Nationwide road tolling could become a reality if new proposals to privatise the Highways Agency are taken up by Whitehall.
The proposal to sell off the Highways Agency in bits to private companies comes in a recent report from the RAC Foundation.
The RAC Foundation says: "With the anticipated severe pressures on the public finances over the coming years, government may see the financial case for selling a stake in the Highways Agency as attractive - particularly set against an imputed value of £85billion."
The privatisation proposal is only one of a number of possible solutions to the increasing pressure on the UK's road network, however. Other options being floated include the creation of a public corporation in the mould of the BBC or Network Rail and which would run the road network.
"We need a shake-up of the institutions that control the road network," Professor Stephen Glaister, director of the RAC foundation, told PistonHeads. "The crucial point is that we need to ensure that some of the revenues generated by the roads - whether through tolls or taxation - are used for improvements to the UK's roads and not just slipped into the Exchequer's coffers. A transparent body, independent of the government, would be a way to achieve this."

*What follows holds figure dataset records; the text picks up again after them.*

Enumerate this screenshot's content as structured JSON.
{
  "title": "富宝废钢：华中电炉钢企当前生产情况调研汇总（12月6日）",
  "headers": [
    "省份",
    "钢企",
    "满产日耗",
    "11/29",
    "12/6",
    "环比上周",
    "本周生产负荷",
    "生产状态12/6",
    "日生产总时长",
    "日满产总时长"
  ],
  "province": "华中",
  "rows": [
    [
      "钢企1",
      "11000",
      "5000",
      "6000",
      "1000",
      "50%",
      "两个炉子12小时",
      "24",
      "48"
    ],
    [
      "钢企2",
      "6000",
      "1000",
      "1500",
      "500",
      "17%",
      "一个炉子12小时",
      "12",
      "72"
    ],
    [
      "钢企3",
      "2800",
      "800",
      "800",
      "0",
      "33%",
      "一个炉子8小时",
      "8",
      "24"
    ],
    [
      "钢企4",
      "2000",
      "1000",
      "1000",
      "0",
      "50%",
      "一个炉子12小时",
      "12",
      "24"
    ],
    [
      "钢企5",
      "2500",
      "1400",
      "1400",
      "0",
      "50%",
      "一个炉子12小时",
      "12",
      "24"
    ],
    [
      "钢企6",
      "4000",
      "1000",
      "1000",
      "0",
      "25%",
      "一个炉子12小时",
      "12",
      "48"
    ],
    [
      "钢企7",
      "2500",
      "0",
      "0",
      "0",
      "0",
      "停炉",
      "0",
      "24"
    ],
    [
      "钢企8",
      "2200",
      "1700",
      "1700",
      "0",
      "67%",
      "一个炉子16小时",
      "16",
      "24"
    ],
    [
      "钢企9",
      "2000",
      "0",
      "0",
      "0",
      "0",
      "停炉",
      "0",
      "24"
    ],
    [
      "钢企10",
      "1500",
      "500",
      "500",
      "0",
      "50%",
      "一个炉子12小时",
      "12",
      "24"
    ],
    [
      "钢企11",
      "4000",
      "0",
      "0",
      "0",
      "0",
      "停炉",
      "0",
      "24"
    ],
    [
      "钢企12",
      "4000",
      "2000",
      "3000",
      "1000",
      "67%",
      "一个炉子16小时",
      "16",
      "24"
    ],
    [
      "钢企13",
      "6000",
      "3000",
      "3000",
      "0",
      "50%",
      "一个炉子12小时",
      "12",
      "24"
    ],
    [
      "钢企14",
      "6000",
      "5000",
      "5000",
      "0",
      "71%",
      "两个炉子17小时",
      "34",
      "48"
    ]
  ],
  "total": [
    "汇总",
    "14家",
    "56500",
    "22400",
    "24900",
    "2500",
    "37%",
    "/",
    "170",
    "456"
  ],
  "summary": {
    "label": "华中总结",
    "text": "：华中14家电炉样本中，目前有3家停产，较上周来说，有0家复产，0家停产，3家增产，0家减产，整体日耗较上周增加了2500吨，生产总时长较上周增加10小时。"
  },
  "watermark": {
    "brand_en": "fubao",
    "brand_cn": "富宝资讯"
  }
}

If the responsibility for the road network was taken away from central government, either by a privatisation process or the creation of a new public body, there would presumably be the need for a new regulatory body. PH humbly suggests the name Offroad...
Don't worry too much, though. Even if they do happen, proper road tolls are still a long way off. Stephen Glaister again: "In the long-run, road-tolling could become a reality, and I think it will need to. But in the immediate future the most likely funding solution would be shadow-tolls, where the government pays private contractors a maintenance fee based on the number of cars using a particular piece of road.